Lewis Mk 1 Light Machine Gun
|Title||Lewis Mk 1 Light Machine Gun|
|Place made||United Kingdom: England|
|Date made||c 1915|
|On display||Main building: First World War Gallery: Western Front 1916|
The Lewis light machine gun is a gas operated, air cooled, full automatic only weapon that fires from an open bolt. It has a fixed barrel surrounded by an aluminum radiator which is enclosed in a tubular barrel jacket. The barrel jacket is open at both ends. When the weapon is fired the muzzle blast causes the air to flow inside the jacket from rear to front, providing forced air cooling for the barrel. The operating action uses a rotating bolt which has four radial locking lugs located at the rear which lock into recesses in the receiver walls. The bolt is operated by a vertical stud which enters a helical cut made in the bolt body. The stud is located on the gas piston rod and runs beneath the barrel. A gas block is located at the muzzle which is concealed by the barrel jacket. A spiral clock like spring operates a gear wheel located in a semi circular hump below the receiver. This gear wheel engages a toothed rack machined on the underside of the gas piston and cycles the bolt when the Lewis gun is fired. The firing pin is fixed to a vertical stud located on the gas piston rod. The magazine is a flat pan design which holds the cartridges in two layers. The magazine is powered by the gun by two operating pawls which engage stamped ribs located on the outside of the magazine cover. The feed arms oscillates in the horizontal plane being powered by the vertical stud located at the rear of the bolt. With each cycle of the bolt mechanism, the magazine is rotated by one notch to feed the next cartridge into the ready position. Standard furniture for the Lewis light machine gun consists of a wooden pistol grip and a wooden buttstock. A folding, detachable bipod is clamped onto the front of the barrel jacket. An optional carry handle could also be installed near the center of gravity of the gun near the rear of the barrel jacket. The receiver top plate is marked around the rear aperture sight 'Manufactured by The Birmingham Small Arms Co England' (top) with 'for Armes Automatique Lewis Belgium' (below) and LEWIS AUTO GUN MOD 1914 PAT (near the magazine). The air cooled barrel is surrounded with a cast alloy finned jacket enclosed in a two piece tubular case painted khaki. The fore sight is part of the strap that holds the two piece outer case together. The peep from the rear aperture sight is missing and a bipod is not fitted to the weapon.

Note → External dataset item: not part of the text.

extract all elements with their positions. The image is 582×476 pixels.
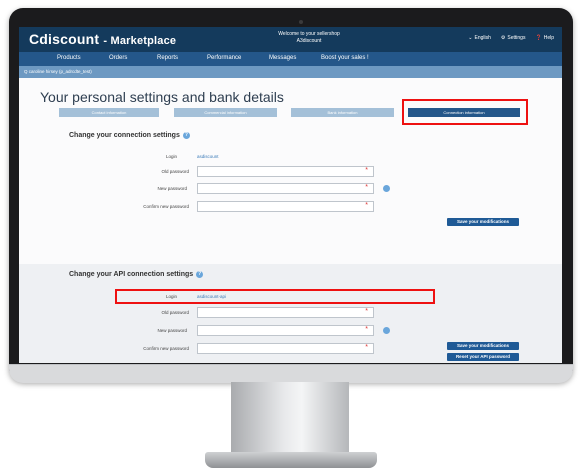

The Lewis light machine gun was designed by Isaac N. Lewis who was a colonel in the United States Army. The first commercial Lewis guns were manufactured by the The British small arms manufacturer Birmingham Small Arms (BSA) Company and were initially supplied by Armes Automatiques Lewis SA which was a Belgium marketing company. At the outbreak of the First World War, BSA received orders for the mass production of Lewis guns in .303 calibre and produced over 15,000 thousand by 1918. The United States also produced Lewis guns in .30-06 calibre mainly for the United States Army Air Corps and for the United States Marine Corps. The Lewis gun saw extensive service with British and Australian forces during the First World War as a ground and aerial machine gun.